On the right, the image on the top shows the center slice of the tomogram. The Show2D button shows the selected tomogram in slices, ShowTilts shows the corresponding raw tilt series, and Boxer calls the 3D boxer. PlotLoss will plot the fiducial error per each tilt, and PlotCtf plot the defocus and phase shift at the center of image for each tilt. Tiltparams is a bit more complicated. It plots a point list with 6 columns and a number of rows corresponding to the images in the selected tilt series. These are the alignment parameters for the tilt series. The columns represent tilt ID, translation along x and y axis, tilt angle around y, x and z axis correspondingly. You can adjust X Col and Y Col in the plot control panel (middle click the plot) to change the display. The first panel below the buttons are the types of particle and their numbers in the dataset. Check and uncheck the boxes will affect the number displayed in #box column on the left. The last box is reserved for comments for each tomogram.
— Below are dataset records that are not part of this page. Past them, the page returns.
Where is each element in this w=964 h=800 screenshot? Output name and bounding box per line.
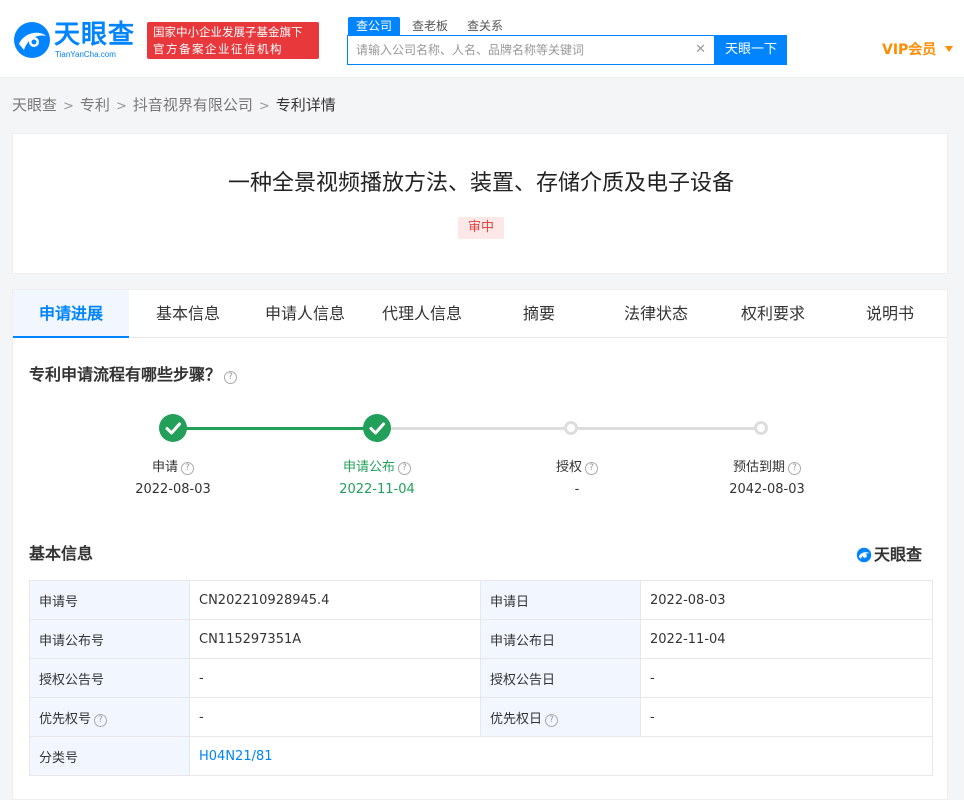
help-icon[interactable]: ? — [181, 462, 194, 475]
clear-icon[interactable]: ✕ — [695, 42, 706, 58]
eye-logo-icon — [14, 22, 50, 58]
breadcrumb-home[interactable]: 天眼查 — [12, 96, 57, 114]
chevron-right-icon: > — [115, 99, 127, 114]
help-icon[interactable]: ? — [94, 713, 108, 727]
basic-info-title: 基本信息 — [29, 544, 94, 563]
field-label: 优先权日? — [480, 697, 641, 737]
status-badge: 审中 — [458, 217, 504, 239]
step-date: - — [574, 482, 580, 497]
field-value: 2022-11-04 — [640, 619, 933, 659]
progress-line-done — [173, 427, 377, 430]
basic-info-table: 申请号 CN202210928945.4 申请日 2022-08-03 申请公布… — [29, 580, 933, 776]
breadcrumb: 天眼查 > 专利 > 抖音视界有限公司 > 专利详情 — [12, 95, 336, 115]
table-row: 申请号 CN202210928945.4 申请日 2022-08-03 — [29, 580, 933, 620]
tab-search-relation[interactable]: 查关系 — [467, 17, 503, 35]
field-label: 授权公告号 — [29, 658, 190, 698]
tab-abstract[interactable]: 摘要 — [481, 290, 597, 338]
pending-step-dot — [564, 421, 578, 435]
step-date: 2042-08-03 — [729, 482, 805, 497]
tab-application-progress[interactable]: 申请进展 — [13, 290, 129, 338]
step-label: 预估到期? — [707, 459, 827, 477]
search-button[interactable]: 天眼一下 — [715, 35, 787, 65]
check-icon — [159, 414, 187, 442]
top-header: 天眼查 TianYanCha.com 国家中小企业发展子基金旗下 官方备案企业征… — [0, 0, 964, 78]
caret-down-icon[interactable] — [945, 46, 953, 52]
field-value: 2022-08-03 — [640, 580, 933, 620]
brand-text: 天眼查 — [874, 545, 923, 564]
field-label: 申请公布日 — [480, 619, 641, 659]
chevron-right-icon: > — [63, 99, 74, 114]
search-input[interactable] — [356, 36, 686, 64]
field-value: - — [640, 658, 933, 698]
field-label: 分类号 — [29, 736, 190, 776]
tab-agent-info[interactable]: 代理人信息 — [364, 290, 480, 338]
classification-link[interactable]: H04N21/81 — [199, 749, 273, 764]
pending-step-dot — [754, 421, 768, 435]
help-icon[interactable]: ? — [585, 462, 598, 475]
table-row: 优先权号? - 优先权日? - — [29, 697, 933, 737]
step-label: 申请公布? — [317, 459, 437, 477]
tab-description[interactable]: 说明书 — [832, 290, 948, 338]
field-value: CN115297351A — [189, 619, 481, 659]
help-icon[interactable]: ? — [224, 371, 238, 384]
help-icon[interactable]: ? — [545, 713, 559, 727]
breadcrumb-company[interactable]: 抖音视界有限公司 — [133, 96, 253, 114]
step-label: 授权? — [517, 459, 637, 477]
patent-title-card: 一种全景视频播放方法、装置、存储介质及电子设备 审中 — [12, 133, 948, 274]
tab-search-boss[interactable]: 查老板 — [412, 17, 448, 35]
breadcrumb-current: 专利详情 — [275, 96, 336, 114]
step-date: 2022-11-04 — [339, 482, 415, 497]
step-label: 申请? — [113, 459, 233, 477]
gov-badge-line2: 官方备案企业征信机构 — [153, 42, 283, 56]
field-value: H04N21/81 — [189, 736, 933, 776]
detail-tabs: 申请进展 基本信息 申请人信息 代理人信息 摘要 法律状态 权利要求 说明书 — [13, 290, 947, 338]
field-label: 优先权号? — [29, 697, 190, 737]
progress-question: 专利申请流程有哪些步骤？? — [29, 365, 238, 385]
help-icon[interactable]: ? — [398, 462, 411, 475]
gov-badge: 国家中小企业发展子基金旗下 官方备案企业征信机构 — [147, 22, 319, 59]
breadcrumb-patent[interactable]: 专利 — [80, 96, 110, 114]
logo-text: 天眼查 — [54, 20, 136, 50]
tab-legal-status[interactable]: 法律状态 — [598, 290, 714, 338]
chevron-right-icon: > — [258, 99, 270, 114]
progress-question-text: 专利申请流程有哪些步骤？ — [29, 365, 222, 384]
table-row: 分类号 H04N21/81 — [29, 736, 933, 776]
tab-claims[interactable]: 权利要求 — [715, 290, 831, 338]
progress-tracker: 申请? 2022-08-03 申请公布? 2022-11-04 授权? - 预估… — [13, 405, 949, 505]
logo-domain: TianYanCha.com — [55, 50, 116, 59]
field-label: 申请号 — [29, 580, 190, 620]
help-icon[interactable]: ? — [788, 462, 801, 475]
eye-logo-icon — [856, 547, 872, 563]
patent-detail-card: 申请进展 基本信息 申请人信息 代理人信息 摘要 法律状态 权利要求 说明书 专… — [12, 289, 948, 800]
gov-badge-line1: 国家中小企业发展子基金旗下 — [153, 25, 303, 39]
page-title: 一种全景视频播放方法、装置、存储介质及电子设备 — [227, 171, 734, 196]
table-row: 申请公布号 CN115297351A 申请公布日 2022-11-04 — [29, 619, 933, 659]
tab-basic-info[interactable]: 基本信息 — [130, 290, 246, 338]
tab-applicant-info[interactable]: 申请人信息 — [247, 290, 363, 338]
step-date: 2022-08-03 — [135, 482, 211, 497]
field-label: 授权公告日 — [480, 658, 641, 698]
table-row: 授权公告号 - 授权公告日 - — [29, 658, 933, 698]
field-value: - — [189, 658, 481, 698]
field-value: CN202210928945.4 — [189, 580, 481, 620]
check-icon — [363, 414, 391, 442]
field-label: 申请公布号 — [29, 619, 190, 659]
vip-member-link[interactable]: VIP会员 — [882, 40, 936, 60]
search-box: ✕ — [347, 35, 715, 65]
field-value: - — [189, 697, 481, 737]
tab-search-company[interactable]: 查公司 — [348, 17, 401, 35]
site-logo[interactable]: 天眼查 TianYanCha.com — [12, 20, 140, 60]
field-value: - — [640, 697, 933, 737]
field-label: 申请日 — [480, 580, 641, 620]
You can fill in any comments you have for the selected tomogram and it will be saved with other metadata of the tomogram for future references.

Refinement evaluation

This tool helps visualize and compare results from multiple subtomogram refinement runs. Launch it from Analysis and visualization -> Evaluate SPT refinement. In the GUI, you can look at all spt_XX and sptsgd_XX folders and compare their options and resulting maps. Switch between type of folders using the menu at top right. Click the header of a column to sort the table by its content. Uncheck items in the list at bottom-right to hide corresponding columns. Clicking ShowBrowser will bring up the e2display.py browser in the folder of the selected row. PlotParams will plot the euler angle distribution and other alignment parameters.The 8 columns in the plot are three euler angles (az, alt, phi), translation in x,y,z, alignment score and missing wedge coverage score. PlotFSCs will plot the FSC curve under tight mask from each iteration.